Yeni bir Hicrî yılına adım attık; 1447 yılına ve Muharrem ayına bu ilk adımı atarken, gönülden niyazımız odur ki bu mübarek zaman dilimi, tüm İslâm âlemi ve insanlık için hayırlar, selametler, barış ve merhametle dolu bir gelecek getirsin.
Her Hicrî yılbaşı olduğu gibi, bu yılda da zamanın akışı içinde kendimize, topluma ve dünyaya dair muhasebe yapma fırsatını buluyoruz.
Ancak bu yılın başlangıcı, geçmişten çok farklı bir dünyanın içinde, çok farklı bir insanlık hâliyle karşılıyor bizleri. Dünya artık daha hızlı, daha kalabalık ve daha karmaşık.
Yüzyıllardır süregelen yaşam biçimleri, alışkanlıklar ve değerler, teknolojinin ve dijital dönüşümün etkisiyle büyük bir değişim geçiriyor. Modern insan, zamanı yönetmekte değil, zamanın içinde savrulmakta.
İnsan ilişkileri yüz yüzelikten ekranlara, sohbetler kelimelerden emojilere, dostluklar da sadakatten algoritmalara teslim edilmiş durumda. Hicrî takvimin bir yılbaşı, yalnızca tarihsel bir dönüm noktası değil; aynı zamanda Hicret’in, yani anlamlı bir ayrılışın ve bilinçli bir başlangıcın simgesidir.
Bugünün dünyasında da hicretin mecazî anlamı üzerinde yeniden düşünmek gerekiyor. Acaba bizler, nefsimizin esaretinden hakîkatin özgürlüğüne hicret edebiliyor muyuz? Dijital kalabalıkların içinde gerçekliğe, huzura ve Allah’a yaklaşabiliyor muyuz?
Elbette teknoloji, bize benzersiz imkânlar sundu: Sınırları aşan iletişim, bilgiye erişimde devrim ve yapay zekâ ile hayatı kolaylaştıran çözümler... Ancak bu dönüşüm aynı zamanda bir imtihan. Akıllı cihazlarla donattığımız hayatlarımız, ne kadar "akıllı" ve "hikmetli"?

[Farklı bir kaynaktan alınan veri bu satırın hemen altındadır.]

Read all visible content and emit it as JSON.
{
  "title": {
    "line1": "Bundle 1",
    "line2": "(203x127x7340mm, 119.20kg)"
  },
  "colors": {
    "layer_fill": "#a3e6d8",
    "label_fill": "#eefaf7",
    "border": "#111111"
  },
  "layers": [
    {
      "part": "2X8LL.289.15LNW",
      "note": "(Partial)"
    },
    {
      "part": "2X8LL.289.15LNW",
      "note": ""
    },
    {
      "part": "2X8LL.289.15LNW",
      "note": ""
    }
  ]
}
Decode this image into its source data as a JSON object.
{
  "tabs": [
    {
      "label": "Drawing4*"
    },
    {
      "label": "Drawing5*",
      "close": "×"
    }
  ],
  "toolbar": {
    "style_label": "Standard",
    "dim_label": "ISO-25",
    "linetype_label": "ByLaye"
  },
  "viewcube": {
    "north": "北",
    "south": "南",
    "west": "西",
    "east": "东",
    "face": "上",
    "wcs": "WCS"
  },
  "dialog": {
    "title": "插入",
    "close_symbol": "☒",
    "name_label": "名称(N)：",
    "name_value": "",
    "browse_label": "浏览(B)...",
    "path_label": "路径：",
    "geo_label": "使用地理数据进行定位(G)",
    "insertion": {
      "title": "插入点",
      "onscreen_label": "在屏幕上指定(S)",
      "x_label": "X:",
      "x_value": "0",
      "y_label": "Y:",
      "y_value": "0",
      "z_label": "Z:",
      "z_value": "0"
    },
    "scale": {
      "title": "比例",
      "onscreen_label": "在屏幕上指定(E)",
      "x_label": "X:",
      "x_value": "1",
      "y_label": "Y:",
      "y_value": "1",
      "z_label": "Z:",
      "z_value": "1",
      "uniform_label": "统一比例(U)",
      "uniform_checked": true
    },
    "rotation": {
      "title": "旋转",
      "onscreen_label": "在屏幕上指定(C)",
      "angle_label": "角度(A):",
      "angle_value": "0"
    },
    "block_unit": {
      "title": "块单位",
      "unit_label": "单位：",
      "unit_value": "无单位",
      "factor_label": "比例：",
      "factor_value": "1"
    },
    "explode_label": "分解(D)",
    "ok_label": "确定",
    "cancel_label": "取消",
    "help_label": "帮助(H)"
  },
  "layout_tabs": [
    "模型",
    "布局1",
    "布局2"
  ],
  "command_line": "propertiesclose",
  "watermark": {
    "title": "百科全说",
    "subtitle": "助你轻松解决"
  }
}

Ekranlar arası geçen ömürlerde kalpler ne kadar uyanık? Bilginin çoğaldığı, fakat hikmetin azaldığı bir çağda, dijital bir çölün ortasında susuz kalan maneviyatımıza kim ses olacak? Bu çağda hicret, yalnızca bir coğrafyadan değil; sanal bağımlılıklardan, gösterişten, kibirden, dijital yalnızlıktan, ruhu boğan yapay gündemlerden uzaklaşmak anlamına da gelmelidir.
Bilgi çağının bu hengâmesinde, Kur'an'ın “Düşünesiniz diye size âyetleri açarız” (Bakara 242) çağrısı hâlâ kulaklarımıza ulaşabiliyor mu?
Muharrem ayı, sadece Hicrî takvimin ilk ayı değil; aynı zamanda Hz. Hüseyin ve Kerbelâ’yı hatırlatan, adaletin, fedakarlığın ve hakka sadakatin sembolü olan bir zamandır. Bu vesileyle sadece bir yılın değil, bir hayatın da istikametini yeniden belirlemek mümkündür.
Dünya değişse de, teknoloji ilerlese de, ekranlar büyüse de, insanın içindeki huzur arayışı değişmiyor. Ne olursa olsun, gönüller hâlâ merhamete muhtaç, kalpler hâlâ ilâhî hikmete aç. Hicrî 1447 yılı, bu farkındalığın yeniden doğması için bir başlangıç olsun.
Sonuç olarak, en azından dua ederim ki bu yeni yıl, sadece takvim yapraklarında değil, kalplerde de bir yenilenme vesilesi olsun. Her birimiz, dijital dünyanın karmaşasında kaybolmadan, kendimize, ailemize, topluma ve Yaradan'a karşı sorumluluklarımızı yeniden hatırlayalım.
Muharrem’in mahzun yüzü, bizlere hakîkatin izini sürmeyi, Gazze'de zulme karşı direnç göstermeyi, dijital kirliliğe karşı dijital nezaket geliştirmeyi öğretsin. Hicrî 1447 yılının ve Muharrem ayının tüm insanlığa barış, sağlık, adalet ve hikmet getirmesini niyaz ederim.